Ex-panicat, Renata Molinaro assume que usou anabolizantes e fala sobre arrependimento15 de fevereiro de 20170


A modelo e ex-panicat, que trabalhou no programa humorístico de 2012 a 2015, Renata Molinaro, era uma das assistentes de palco consideradas mais ‘naturais‘ pelos internautas.


Foto: Reprodução/Instagram

Porém, em recente entrevista, a musa revela que já fez uso de anabolizantes como oxandrolona, um esteroide oral muito famoso pela sua baixa toxidade e poucos efeitos colaterais durante o ciclo.

“Já tomei oxandrolona e fiquei cheia de espinha. Aí nunca mais tomei nada nem que parecesse anabolizante. Tenho muita tendência a acne até com suplemento, o que tenho que tomar cuidado. O que melhor me adaptei foi um beef protein, proteína da carne”, revelou.
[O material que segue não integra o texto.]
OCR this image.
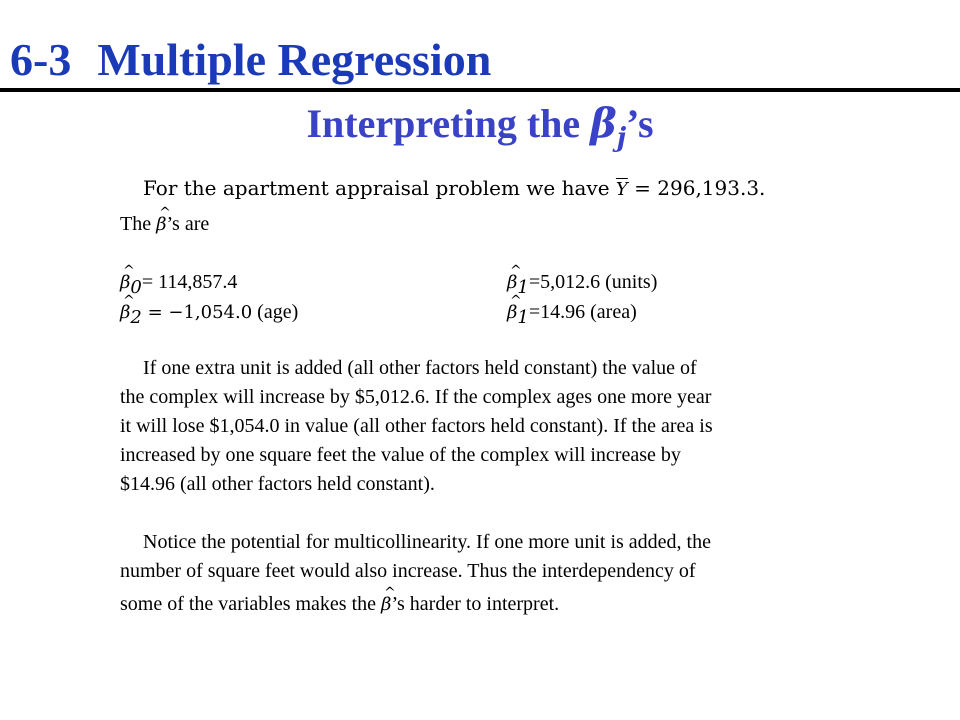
6-3 Multiple Regression
Interpreting the $\beta_j’s$
For the apartment appraisal problem we have $\overline{Y} = 296,193.3$.
The ^ β’s are
^ $\beta_0= 114,857.4$	^ $\beta_1=5,012.6$ (units)
^ $\beta_2 = -1,054.0$ (age)	^ $\beta_1=14.96$ (area)
If one extra unit is added (all other factors held constant) the value of
the complex will increase by $5,012.6. If the complex ages one more year
it will lose $1,054.0 in value (all other factors held constant). If the area is
increased by one square feet the value of the complex will increase by
$14.96 (all other factors held constant).
Notice the potential for multicollinearity. If one more unit is added, the
number of square feet would also increase. Thus the interdependency of
some of the variables makes the ^ β’s harder to interpret.
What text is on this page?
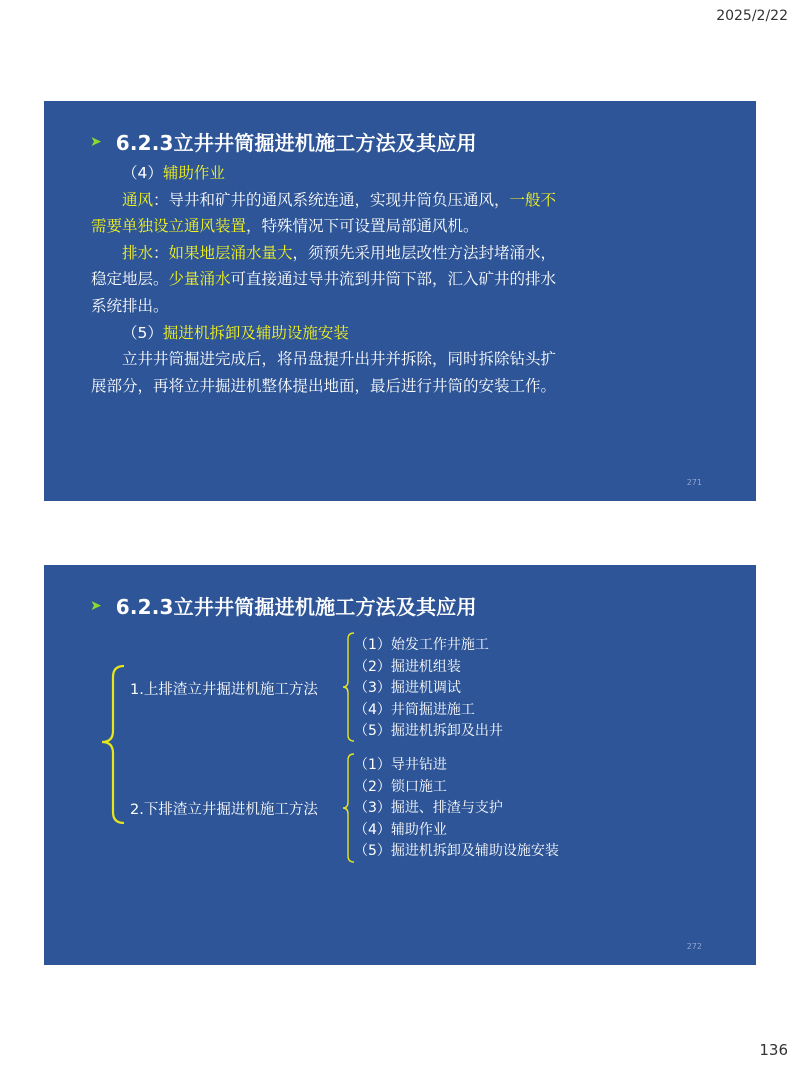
2025/2/22
➤ 6.2.3立井井筒掘进机施工方法及其应用

（4）辅助作业

通风：导井和矿井的通风系统连通，实现井筒负压通风，一般不需要单独设立通风装置，特殊情况下可设置局部通风机。

排水：如果地层涌水量大，须预先采用地层改性方法封堵涌水，稳定地层。少量涌水可直接通过导井流到井筒下部，汇入矿井的排水系统排出。

（5）掘进机拆卸及辅助设施安装

立井井筒掘进完成后，将吊盘提升出井并拆除，同时拆除钻头扩展部分，再将立井掘进机整体提出地面，最后进行井筒的安装工作。

271
➤ 6.2.3立井井筒掘进机施工方法及其应用
1.上排渣立井掘进机施工方法
（1）始发工作井施工
（2）掘进机组装
（3）掘进机调试
（4）井筒掘进施工
（5）掘进机拆卸及出井
2.下排渣立井掘进机施工方法
（1）导井钻进
（2）锁口施工
（3）掘进、排渣与支护
（4）辅助作业
（5）掘进机拆卸及辅助设施安装
272
136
Foto: Reprodução/Instagram

Entre uma revelação e outra, ela conta que também colocou 215ml de silicone nos seios: “Coloquei por pressão da agência de modelo que trabalhava na época. Tive infecção hospitalar por erro médico quando coloquei e por isso foi um sofrimento. Coloquei, tive que tirar e ficar três meses sem as próteses para colocar novamente. Agora não mexo em mais nada. Chega!”, finalizou entre risadas.